François Hollande a procédé jeudi à un remaniement à 15 mois de la présidentielle de 2017 avec le retour des écologistes, Emmanuelle Cosse, ex-patronne d'Europe Ecologie-Les Verts (EELV), Jean-Vincent Placé et Barbara Pompili; et de l'ex-premier ministre Jean-Marc Ayrault prenant les Affaires étrangères, rapporte l` AFP.

 

Du côté des radicaux de gauche, Jean-Michel Baylet hérite d'un ministère de l'Aménagement du territoire de la Ruralité et des Collectivités territoriales.

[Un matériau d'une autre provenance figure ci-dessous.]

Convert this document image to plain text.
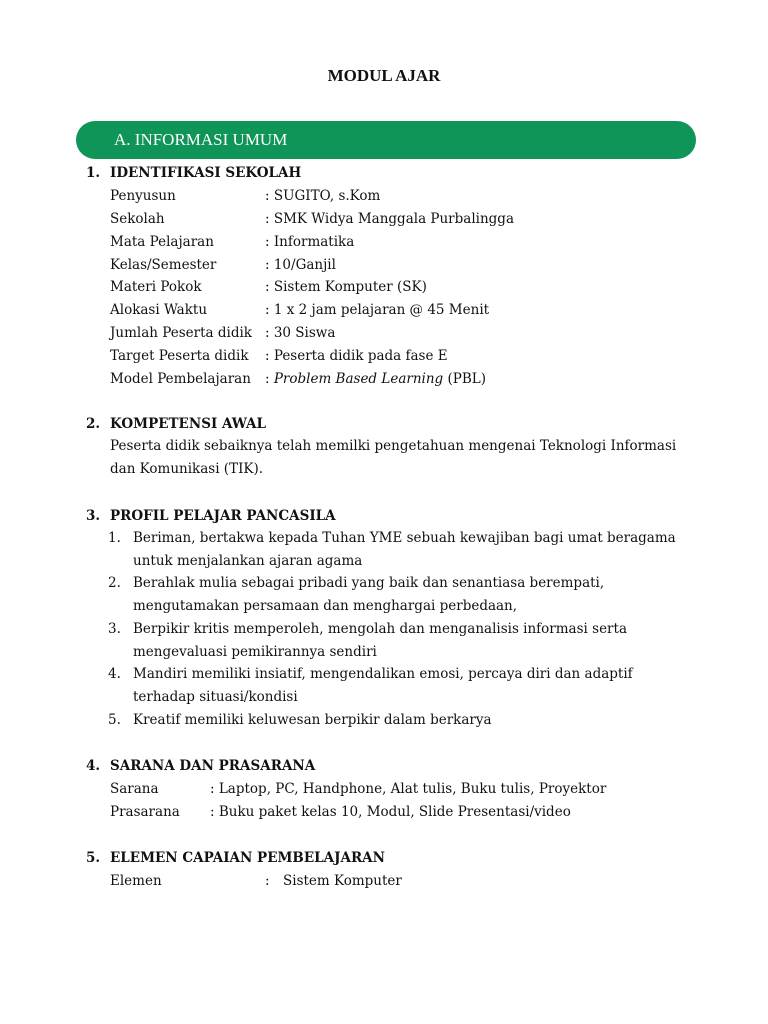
MODUL AJAR
A. INFORMASI UMUM
1. IDENTIFIKASI SEKOLAH
Penyusun	: SUGITO, s.Kom
Sekolah	: SMK Widya Manggala Purbalingga
Mata Pelajaran	: Informatika
Kelas/Semester	: 10/Ganjil
Materi Pokok	: Sistem Komputer (SK)
Alokasi Waktu	: 1 x 2 jam pelajaran @ 45 Menit
Jumlah Peserta didik : 30 Siswa
Target Peserta didik : Peserta didik pada fase E
Model Pembelajaran : Problem Based Learning (PBL)
2. KOMPETENSI AWAL
Peserta didik sebaiknya telah memilki pengetahuan mengenai Teknologi Informasi dan Komunikasi (TIK).
3. PROFIL PELAJAR PANCASILA
1. Beriman, bertakwa kepada Tuhan YME sebuah kewajiban bagi umat beragama untuk menjalankan ajaran agama
2. Berahlak mulia sebagai pribadi yang baik dan senantiasa berempati, mengutamakan persamaan dan menghargai perbedaan,
3. Berpikir kritis memperoleh, mengolah dan menganalisis informasi serta mengevaluasi pemikirannya sendiri
4. Mandiri memiliki insiatif, mengendalikan emosi, percaya diri dan adaptif terhadap situasi/kondisi
5. Kreatif memiliki keluwesan berpikir dalam berkarya
4. SARANA DAN PRASARANA
Sarana	: Laptop, PC, Handphone, Alat tulis, Buku tulis, Proyektor
Prasarana : Buku paket kelas 10, Modul, Slide Presentasi/video
5. ELEMEN CAPAIAN PEMBELAJARAN
Elemen	: Sistem Komputer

Paul-Henri du Limbert dénonce dans Le Figaro le "péché mignon" de François Hollande, qui selon lui se plait à mettre "ensemble des pour et des contre", pensant qu'il "en sortira toujours quelque chose que l'on baptisera +synthèse+".

 

Florence Chédotal de La Montagne, pense que M. Hollande "donne tout simplement l'impression d'avoir raclé les fonds de tiroir" en ayant élargi sa base en invitant écologistes et radicaux de gauche mais "sans poids lourds". Pour elle, une question demeure: "quelle est la ligne politique"?

 

Bernard Maillard l'assure dans le Républicain Lorrain, ce "renouvellement de l'équipe gouvernementale ne marque aucune variation de cap" par rapport aux "orientations décidées depuis l'arrivée de Manuel Valls à Matignon".

"Il s'agit d'un gouvernement destiné à préparer la campagne de François Hollande pour une éventuelle réélection", estime Bruno Dive, de Sud-Ouest. Mais pour lui, comme pour beaucoup d'autres, "l'entrée d'Emmanuelle Cosse constitue une belle prise de guerre".

Pour Grégoire Biseau, de Libération, l'objectif de François Hollande est double. "Fracturer un peu plus le camp des écologistes" (Emmanuelle Cosse a démissionné de son poste de secrétaire nationale d'EELV) et trouver "enfin une porte de sortie à un dossier qui n'a cessé de pourrir la vie de ses gouvernements", celui de l'aéroport de Notre-Dame-des-Landes.

François Hollande a annoncé jeudi sur TF1 et France 2 son souhait que soit organisé d'ici au mois d'octobre "un référendum local" sur l'aéroport de Notre-Dame-des-Landes, pour sortir du "blocage" sur ce dossier.